Matt Krueger, who co-owns Wisconsin Corn Burner, LLC. in Stoughton, said for his customers, it's a dollars-and-cents decision. A corn furnace could run anywhere from $1,500 to $5,000 (not including installation, when needed), but long-term savings while being able to keep your home at 72 degrees instead of 64 piques heavy interest.

"I think it's a matter of awareness and corn energy becoming more and more popular," Krueger said. "If people know more about it and can say, 'Oh, Joe's got one,' or do their own research on the Internet, it's going to be hard to ignore alternative sources."

Serious choices are coming

When Bob Walker helped develop the corn-burning Bixby MaxFire bio-mass stove, he did so hoping to eliminate questions about labor, time and added mess.
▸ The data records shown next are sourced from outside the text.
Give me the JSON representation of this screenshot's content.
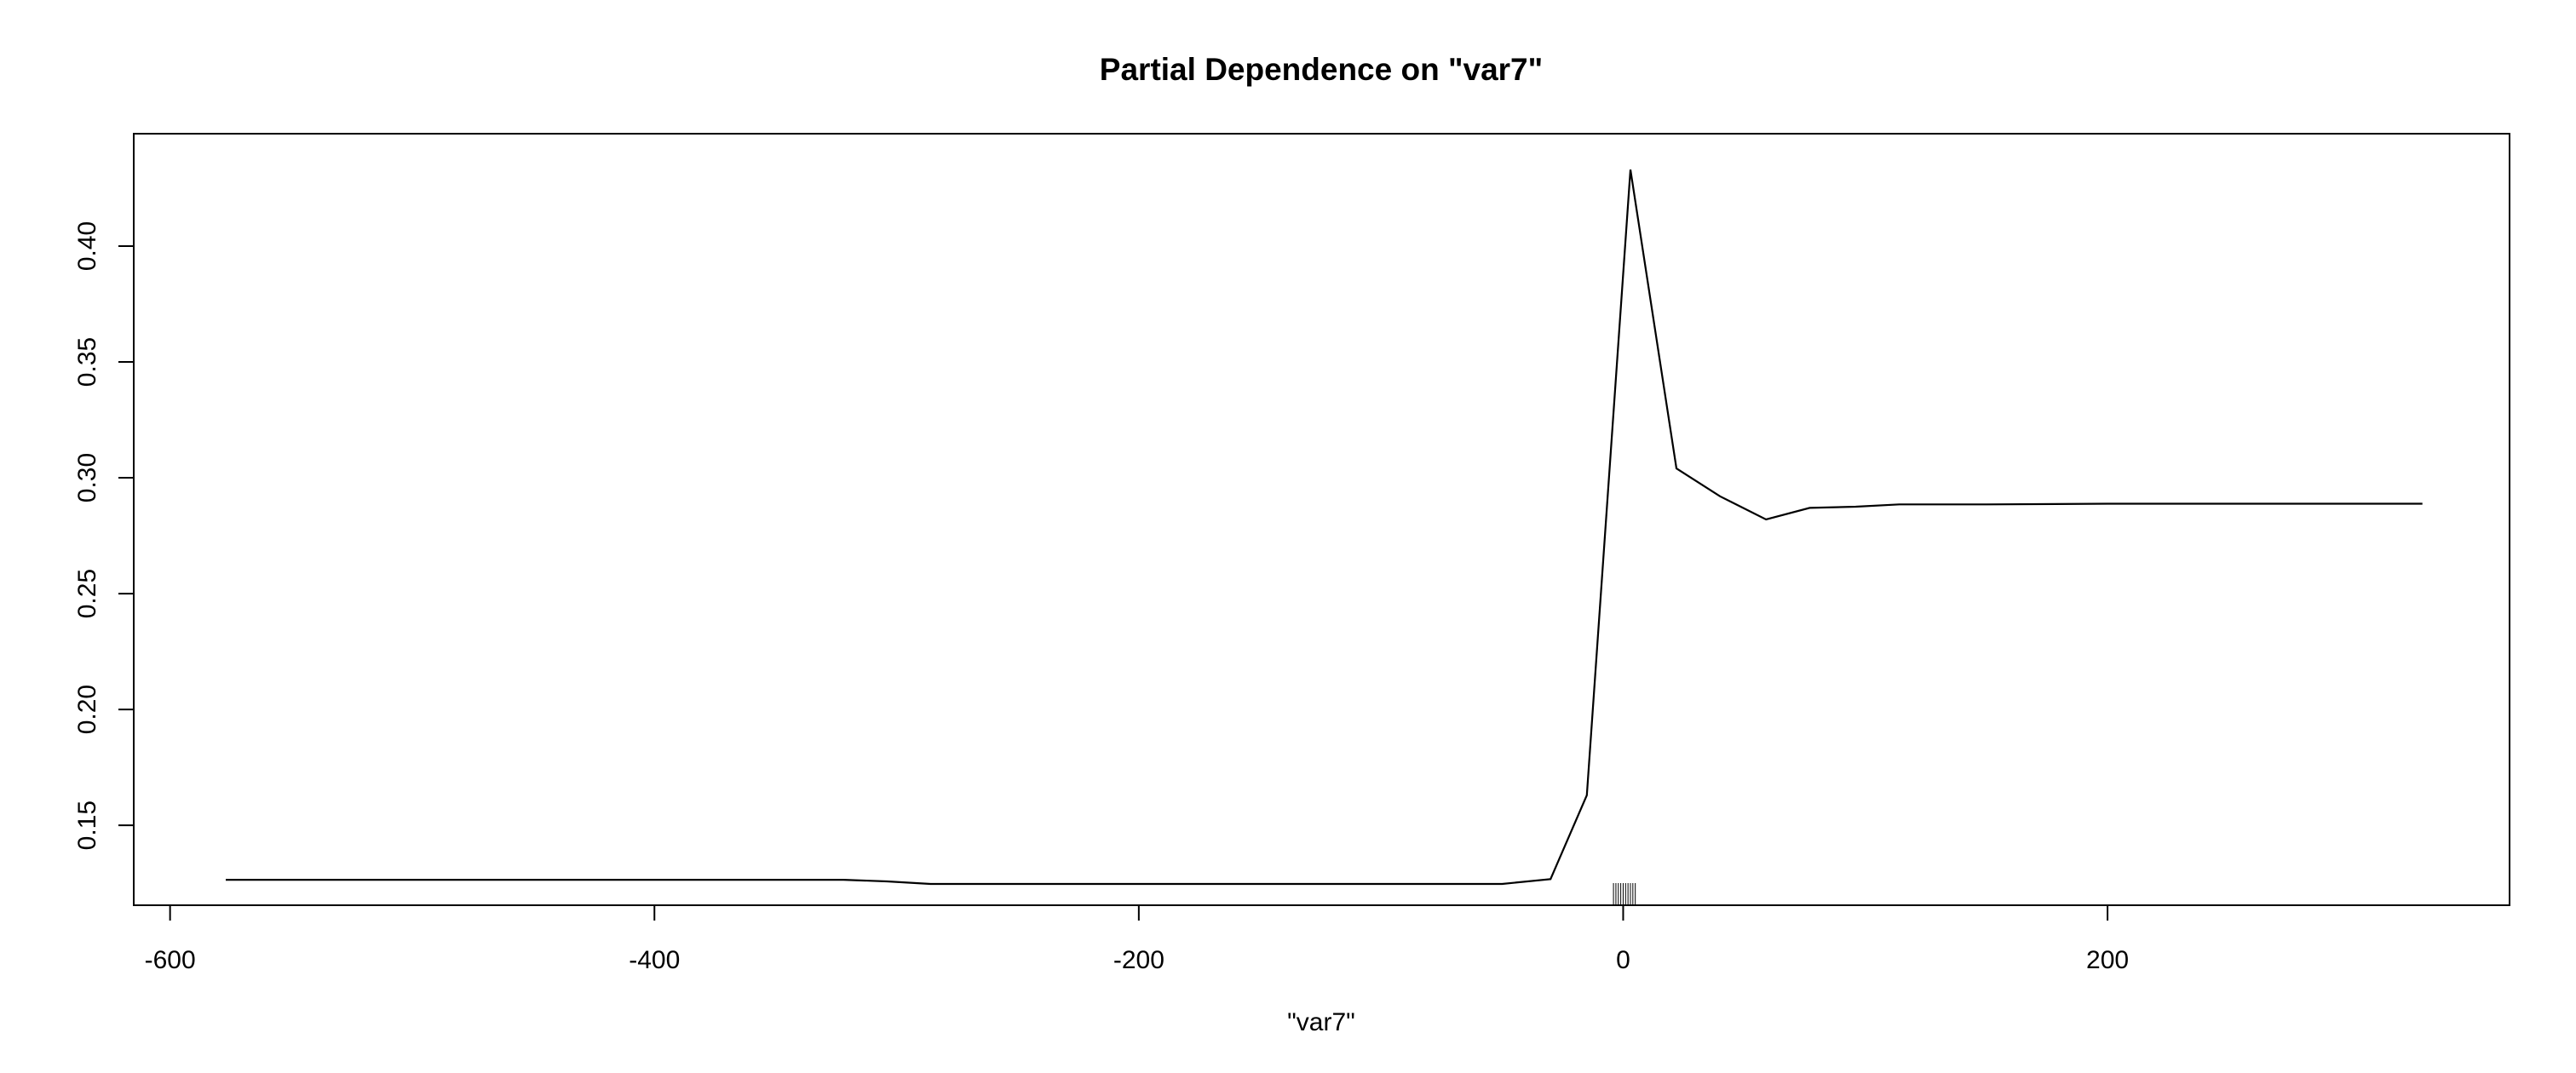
{
  "chart_data": {
    "type": "line",
    "title": "Partial Dependence on \"var7\"",
    "xlabel": "\"var7\"",
    "ylabel": "",
    "xlim": [
      -615,
      366
    ],
    "ylim": [
      0.1155,
      0.4485
    ],
    "x_ticks": [
      -600,
      -400,
      -200,
      0,
      200
    ],
    "x_tick_labels": [
      "-600",
      "-400",
      "-200",
      "0",
      "200"
    ],
    "y_ticks": [
      0.15,
      0.2,
      0.25,
      0.3,
      0.35,
      0.4
    ],
    "y_tick_labels": [
      "0.15",
      "0.20",
      "0.25",
      "0.30",
      "0.35",
      "0.40"
    ],
    "grid": false,
    "legend": "none",
    "series": [
      {
        "x": [
          -577,
          -515,
          -450,
          -400,
          -350,
          -322,
          -304,
          -286,
          -250,
          -200,
          -150,
          -100,
          -50,
          -30,
          -15,
          3,
          22,
          40,
          59,
          77,
          96,
          114,
          150,
          200,
          250,
          300,
          330
        ],
        "y": [
          0.1265,
          0.1265,
          0.1265,
          0.1265,
          0.1265,
          0.1265,
          0.1258,
          0.1247,
          0.1247,
          0.1247,
          0.1247,
          0.1247,
          0.1247,
          0.1268,
          0.163,
          0.433,
          0.304,
          0.292,
          0.282,
          0.287,
          0.2875,
          0.2885,
          0.2885,
          0.2888,
          0.2888,
          0.2888,
          0.2888
        ]
      }
    ],
    "rug_x": [
      -4,
      -3,
      -2,
      -1,
      0,
      1,
      2,
      3,
      4,
      5
    ]
  }
}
Walker, CEO of Bixby Energy in Minneapolis, said the future for alternative energies looks promising.

"You have furnaces that not only use corn, but wood pellets, biomass pellets, waste energy …" he said. "Corn was the first product to look at because it's out there in plentiful supply. Ethanol plants are gobbling it up now, but whether it's agricultural waste, switchgrass, cranberry waste … there are so many things to think about for the future."

Walker said using traditional heating systems only to "be unhappy while sitting around the house with sweaters" doesn't have to be the only option for homeowners. Then there are subtle effects of corn-based heating, like Hodkiewicz noting how her furnace has "given me my living room back. My kids will sit in there and do their homework, whereas before, we all used to be crammed in the kitchen because it was the warmest spot."

In terms of widespread knowledge among the public, there's still work to be done. But Haefner, for one, thinks it's only a matter of time.

"I think in the next two to three years, the American public is going to be forced to make serious life changes," he said. "It could be corn or some other fuel … but people are going to have to do something, and they'll find it's very economical."